Project Number: 2092-21220-003-004-S
Project Type: Non-Assistance Cooperative Agreement
Start Date: Apr 1, 2019
End Date: Jun 30, 2023
We will address the potato susceptibility to Beet Curly Top Virus (BCTV) from two separate directions: the insect and the potato plant. In our first objective, we will assess natural BCTV strain diversity in the Pacific Northwest by subjecting leafhoppers collected from different weed and crop hosts in a Washington State monitoring program for BLTVA analysis to additional testing for BCTV. In our second objective, we will study the complete pathogenicity cycle in the susceptible potato cultivar, Yukon Gold, by assessing primary infection of different BCTV strains, observing foliar and tuber symptom development, and then planting the infected tubers to study the secondary infection in foliage and in tubers. In our third objective, we propose to screen additional potato cultivars for their susceptibility (or resistance) to BCTV strains circulating in the field in order to reveal potential vulnerabilities in potato cultivars grown in the PNW.

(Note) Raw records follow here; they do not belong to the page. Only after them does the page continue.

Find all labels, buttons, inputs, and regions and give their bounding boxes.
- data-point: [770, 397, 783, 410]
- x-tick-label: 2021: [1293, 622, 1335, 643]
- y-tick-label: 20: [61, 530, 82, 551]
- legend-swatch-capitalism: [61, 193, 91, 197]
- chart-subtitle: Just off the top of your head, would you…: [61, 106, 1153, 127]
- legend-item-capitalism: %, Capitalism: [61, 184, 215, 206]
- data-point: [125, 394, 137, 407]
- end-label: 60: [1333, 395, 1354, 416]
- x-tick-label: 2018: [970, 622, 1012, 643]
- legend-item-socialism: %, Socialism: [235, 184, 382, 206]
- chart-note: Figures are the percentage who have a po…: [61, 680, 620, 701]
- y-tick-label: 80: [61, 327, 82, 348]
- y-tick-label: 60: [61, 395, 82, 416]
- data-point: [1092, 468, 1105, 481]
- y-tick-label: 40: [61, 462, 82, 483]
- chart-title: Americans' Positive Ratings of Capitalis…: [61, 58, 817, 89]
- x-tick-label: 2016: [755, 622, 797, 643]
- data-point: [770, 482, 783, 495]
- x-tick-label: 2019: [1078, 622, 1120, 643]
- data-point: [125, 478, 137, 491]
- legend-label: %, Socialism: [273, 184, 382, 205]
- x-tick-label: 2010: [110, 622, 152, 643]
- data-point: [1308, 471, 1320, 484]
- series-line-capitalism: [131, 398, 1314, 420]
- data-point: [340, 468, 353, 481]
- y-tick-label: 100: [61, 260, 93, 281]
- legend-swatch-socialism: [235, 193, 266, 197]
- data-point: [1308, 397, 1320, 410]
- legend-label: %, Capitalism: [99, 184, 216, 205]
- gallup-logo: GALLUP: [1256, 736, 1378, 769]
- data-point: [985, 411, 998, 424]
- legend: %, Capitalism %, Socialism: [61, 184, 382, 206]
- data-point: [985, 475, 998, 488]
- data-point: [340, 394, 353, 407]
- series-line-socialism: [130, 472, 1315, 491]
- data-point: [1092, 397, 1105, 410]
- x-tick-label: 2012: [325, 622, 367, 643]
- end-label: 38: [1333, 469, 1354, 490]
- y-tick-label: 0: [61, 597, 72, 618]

1. Beet Curly Top Virus (BCTV) testing of beet leafhoppers collected in the beet leafhopper-transmitted virescence agent (BLTVA) monitoring program. We will use our differentiating primers developed to quickly identify BCTV strains for PCR analysis on the total nucleic acids extracted from the insects. We will also test suspicious potato leaf samples submitted by stakeholders in Idaho, Washington, and Oregon, for cases of an unexplained biotic-looking damage. 2. Understanding the pathogenicity cycle of BCTV in the potato cultivar, Yukon Gold. The potato cultivar known to be susceptible to BCTV (Yukon Gold) will be grown from virus-free plantlets received from the Potato Tissue Culture collection in Moscow, Idaho, and inoculated, 3-5 plants per cultivar per strain, with infectious clones of BCTV. The agroinoculation will be performed with a syringe injecting bacterial suspension carrying the desired construct into the stem close to the growing point of a young plant. Systemic infection will be monitored between 2 to 8 weeks post-inoculation through visual observations, ELISA and PCR tests to confirm the infection. Control agroinoculations of the BCTV strains into a susceptible host, Nicotiana benthamiana, will be used in each experiment. All infected plants will be maintained until vine-kill and tubers harvested and scored for the external and internal defects, focusing on the possible tuber damage. Harvested tubers will be stored at room temperature in the dark, until sprouting, and will be planted in 1-gallon pots in the greenhouse. The secondary infection will be followed and monitored similar to the primary infection, until the final tuber harvest and evaluation at the end of the experiment. 3. Screening potato cultivars for susceptibility to BCTV. Virus-free plantlets of Russet Burbank, Clearwater Russet, and Russet Norkotah selection will be received from the Potato Tissue Culture collection in Moscow, Idaho, and inoculated, 3-5 plants per cultivar per strain, with infectious clones of BCTV. Systemic infection will be monitored between 2 to 8 weeks post-inoculation through visual observations, ELISA, and PCR tests to confirm the infection. Control agroinoculations of the BCTV strains into a susceptible host, Nicotiana benthamiana, will be used in each experiment.